The report from Cancer Research UK and Public Health England's National Cancer Intelligence Network (NCIN) is being launched at the annual NCIN Cancer Outcomes Conference in Belfast.
It presents the proportion of patients having major surgery for 20 cancer sites and compares urgent GP referral (two-week referral) to the other routes to diagnosis. The report shows that the difference in the proportions of patients either having major surgery or missing out is greatest for breast cancer.
Only 20 per cent of breast cancer patients had surgery if they were diagnosed through an emergency presentation at hospital, for example as an emergency GP referral or at Accident and Emergency. But this increases to around 80 per cent if the disease was diagnosed following an urgent two week referral from their GP.
Patients with kidney cancer have the second biggest difference with around 30 per cent having surgery when diagnosed as an emergency. This rises to 70 per cent in those diagnosed via the urgent GP referral.
Overall, the proportion of cancer patients who had major surgery after an emergency diagnosis in hospital was lower than after an urgent GP referral for 19 of the 20 cancer types examined in the report. Cancer of the larynx is the only cancer where the proportion of major surgery is similar for both diagnosis routes.
Surgery is the treatment with highest impact on cancer survival and experts believe that it accounts for at least half of the cases where cancer is cured.
Dr Mick Peake, lead clinician at Public Health England's National Cancer Intelligence Network (NCIN), said: "We have known for some time that patients whose cancers are first found during an emergency hospital admission have a much lower chance of surviving a year after diagnosis. However many people admitted to hospital in this way will have a more advanced cancer so are less likely to be suitable for potentially lifesaving surgery. These findings offer two key messages; that earlier diagnosis is crucial to improve cancer survival, and that all cancer patients being admitted as an emergency must be assessed by the appropriate specialist team to ensure they receive the optimum treatment"

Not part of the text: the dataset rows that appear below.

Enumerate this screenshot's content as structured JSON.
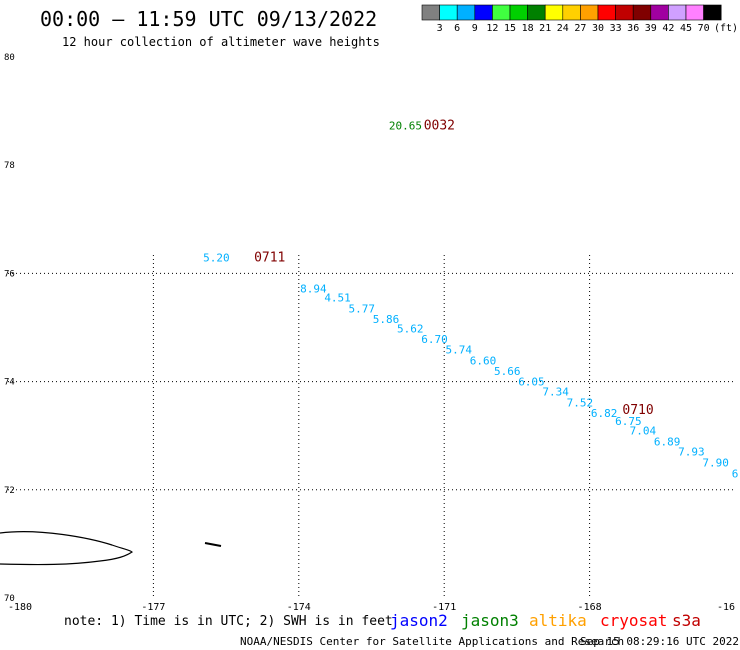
{
  "header": {
    "title": "00:00 – 11:59 UTC 09/13/2022",
    "subtitle": "12 hour collection of altimeter wave heights"
  },
  "colorbar": {
    "colors": [
      "#808080",
      "#00ffff",
      "#00b0ff",
      "#0000ff",
      "#40ff40",
      "#00d000",
      "#008000",
      "#ffff00",
      "#ffd000",
      "#ffa000",
      "#ff0000",
      "#c00000",
      "#800000",
      "#a000a0",
      "#d0a0ff",
      "#ff80ff",
      "#000000"
    ],
    "labels": [
      "3",
      "6",
      "9",
      "12",
      "15",
      "18",
      "21",
      "24",
      "27",
      "30",
      "33",
      "36",
      "39",
      "42",
      "45",
      "70"
    ],
    "unit": "(ft)"
  },
  "footer": {
    "note": "note: 1) Time is in UTC; 2) SWH is in feet",
    "satellites": [
      {
        "name": "jason2",
        "color": "#0000ff"
      },
      {
        "name": "jason3",
        "color": "#008000"
      },
      {
        "name": "altika",
        "color": "#ffa000"
      },
      {
        "name": "cryosat",
        "color": "#ff0000"
      },
      {
        "name": "s3a",
        "color": "#c00000"
      }
    ],
    "credit": "NOAA/NESDIS Center for Satellite Applications and Research",
    "timestamp": "Sep 15 08:29:16 UTC 2022"
  },
  "chart_data": {
    "type": "scatter",
    "xlim": [
      -180,
      -165
    ],
    "ylim": [
      70,
      80
    ],
    "x_ticks": [
      "-180",
      "-177",
      "-174",
      "-171",
      "-168",
      "-16"
    ],
    "y_tick_labels": [
      {
        "label": "80",
        "value": 80
      },
      {
        "label": "78",
        "value": 78
      },
      {
        "label": "76",
        "value": 76
      },
      {
        "label": "74",
        "value": 74
      },
      {
        "label": "72",
        "value": 72
      },
      {
        "label": "70",
        "value": 70
      }
    ],
    "gridlines_x": [
      -177,
      -174,
      -171,
      -168
    ],
    "gridlines_y": [
      72,
      74,
      76
    ],
    "grid": true,
    "points": [
      {
        "lon": -171.8,
        "lat": 78.66,
        "label": "20.65",
        "color": "#008000"
      },
      {
        "lon": -175.7,
        "lat": 76.22,
        "label": "5.20",
        "color": "#00b0ff"
      },
      {
        "lon": -173.7,
        "lat": 75.65,
        "label": "8.94",
        "color": "#00b0ff"
      },
      {
        "lon": -173.2,
        "lat": 75.48,
        "label": "4.51",
        "color": "#00b0ff"
      },
      {
        "lon": -172.7,
        "lat": 75.28,
        "label": "5.77",
        "color": "#00b0ff"
      },
      {
        "lon": -172.2,
        "lat": 75.08,
        "label": "5.86",
        "color": "#00b0ff"
      },
      {
        "lon": -171.7,
        "lat": 74.91,
        "label": "5.62",
        "color": "#00b0ff"
      },
      {
        "lon": -171.2,
        "lat": 74.71,
        "label": "6.70",
        "color": "#00b0ff"
      },
      {
        "lon": -170.7,
        "lat": 74.52,
        "label": "5.74",
        "color": "#00b0ff"
      },
      {
        "lon": -170.2,
        "lat": 74.32,
        "label": "6.60",
        "color": "#00b0ff"
      },
      {
        "lon": -169.7,
        "lat": 74.12,
        "label": "5.66",
        "color": "#00b0ff"
      },
      {
        "lon": -169.2,
        "lat": 73.93,
        "label": "6.05",
        "color": "#00b0ff"
      },
      {
        "lon": -168.7,
        "lat": 73.74,
        "label": "7.34",
        "color": "#00b0ff"
      },
      {
        "lon": -168.2,
        "lat": 73.54,
        "label": "7.52",
        "color": "#00b0ff"
      },
      {
        "lon": -167.7,
        "lat": 73.35,
        "label": "6.82",
        "color": "#00b0ff"
      },
      {
        "lon": -167.2,
        "lat": 73.2,
        "label": "6.75",
        "color": "#00b0ff"
      },
      {
        "lon": -166.9,
        "lat": 73.02,
        "label": "7.04",
        "color": "#00b0ff"
      },
      {
        "lon": -166.4,
        "lat": 72.82,
        "label": "6.89",
        "color": "#00b0ff"
      },
      {
        "lon": -165.9,
        "lat": 72.63,
        "label": "7.93",
        "color": "#00b0ff"
      },
      {
        "lon": -165.4,
        "lat": 72.43,
        "label": "7.90",
        "color": "#00b0ff"
      },
      {
        "lon": -165.0,
        "lat": 72.23,
        "label": "6",
        "color": "#00b0ff"
      }
    ],
    "time_labels": [
      {
        "lon": -171.1,
        "lat": 78.66,
        "label": "0032",
        "color": "#800000"
      },
      {
        "lon": -174.6,
        "lat": 76.22,
        "label": "0711",
        "color": "#800000"
      },
      {
        "lon": -167.0,
        "lat": 73.4,
        "label": "0710",
        "color": "#800000"
      }
    ]
  }
}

Sara Hiom, Cancer Research UK's director of early diagnosis, said: "These data provide valuable insight into who is and who isn't having surgery as part of their treatment for cancer. It reinforces the fundamental need to avoid late diagnosis as those diagnosed as a result of an emergency presentation to hospital are more likely to be diagnosed with advanced stage disease when surgery is less likely to be an option.
"Surgery is a life saving treatment for tens of thousands of cancer patients every year, and giving more patients the opportunity to get surgery is vital. We next need to look at how the stage at diagnosis via emergency presentations impacts the treatment and as soon as these linked data are available we can complete a more comprehensive analysis. Knowing more about when, where and how patients are diagnosed should help us overcome barriers and better plan services to improve cancer survival and patient experience."